The annual kākahi (freshwater mussels) monitoring survey day at Lake Domain Reserve in the Wairarapa has come up with some concerning results.
While there were plenty of adult kākahi found, not a single juvenile specimen was found.
Niwa freshwater ecologist Mark Fenwick told Afternoons the results weren’t much of a surprise to him.
“It’s something we’ve been keeping an eye on for the last seven years, so we know there are problems. It’s just interesting to see what seven years of data looks like.”
Fenwick says they’ve struggled to find juvenile from the beginning of the surveys.
“What we thought would happen was that overtime we’d start to find them, and we just haven’t.”

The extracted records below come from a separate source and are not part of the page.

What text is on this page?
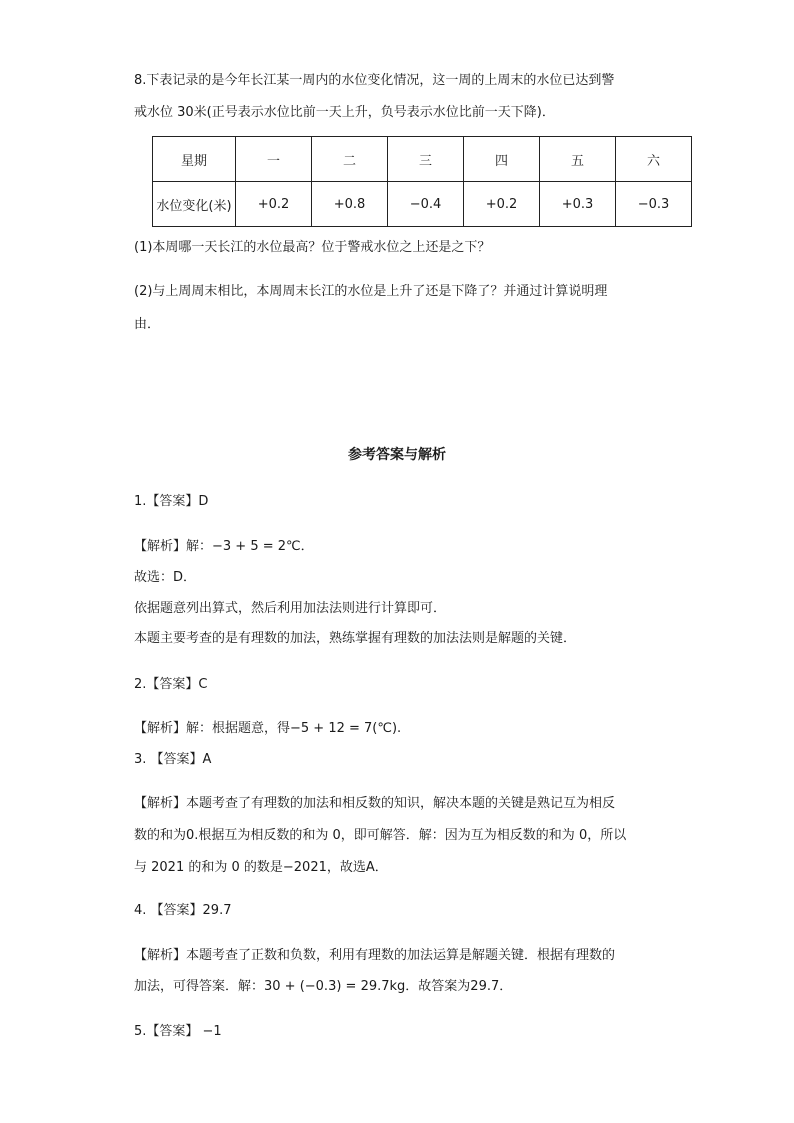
8.下表记录的是今年长江某一周内的水位变化情况，这一周的上周末的水位已达到警
戒水位 30米(正号表示水位比前一天上升，负号表示水位比前一天下降)．
星期	一	二	三	四	五	六
水位变化(米)	+0.2	+0.8	−0.4	+0.2	+0.3	−0.3
(1)本周哪一天长江的水位最高？位于警戒水位之上还是之下？
(2)与上周周末相比，本周周末长江的水位是上升了还是下降了？并通过计算说明理
由．
参考答案与解析
1.【答案】D
【解析】解：−3 + 5 = 2℃．
故选：D．
依据题意列出算式，然后利用加法法则进行计算即可．
本题主要考查的是有理数的加法，熟练掌握有理数的加法法则是解题的关键．
2.【答案】C
【解析】解：根据题意，得−5 + 12 = 7(℃).
3. 【答案】A
【解析】本题考查了有理数的加法和相反数的知识，解决本题的关键是熟记互为相反
数的和为0.根据互为相反数的和为 0，即可解答．解：因为互为相反数的和为 0，所以
与 2021 的和为 0 的数是−2021，故选A．
4. 【答案】29.7
【解析】本题考查了正数和负数，利用有理数的加法运算是解题关键．根据有理数的
加法，可得答案．解：30 + (−0.3) = 29.7kg．故答案为29.7．
5.【答案】 −1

He says there are several things that could be causing the loss.
“Fresh water mussels are a dying species all over the world and it’s the usual players; pollution, habitat modification, changes to land use, changes to water use, all these things can be affecting these little mussels and possibly their fish hosts they rely on to carry their babies.”
He says part of the solution is more wetlands, planting, and weeding around lake Wairarapa but they’d need help for that. And, if he was being ambitious, the Ruamahanga River which was diverted in the 1960s could be rediverted back to the lake to help with flushing and increasing the quality of conditions.
“But, there’s a lot of money and a lot of players involved.”
Fenwick says there are local farmers who have been doing good work and planting aside their local streams and rivers and trying to improve the water quality.
“It’s a common thread. I think that we all want clean water, we all want a clean lake and we all want kākahi abundant along with eels but we’re coming to the realisation that it’s not going to happen overnight and it’s not going to happen without a lot of mahi.”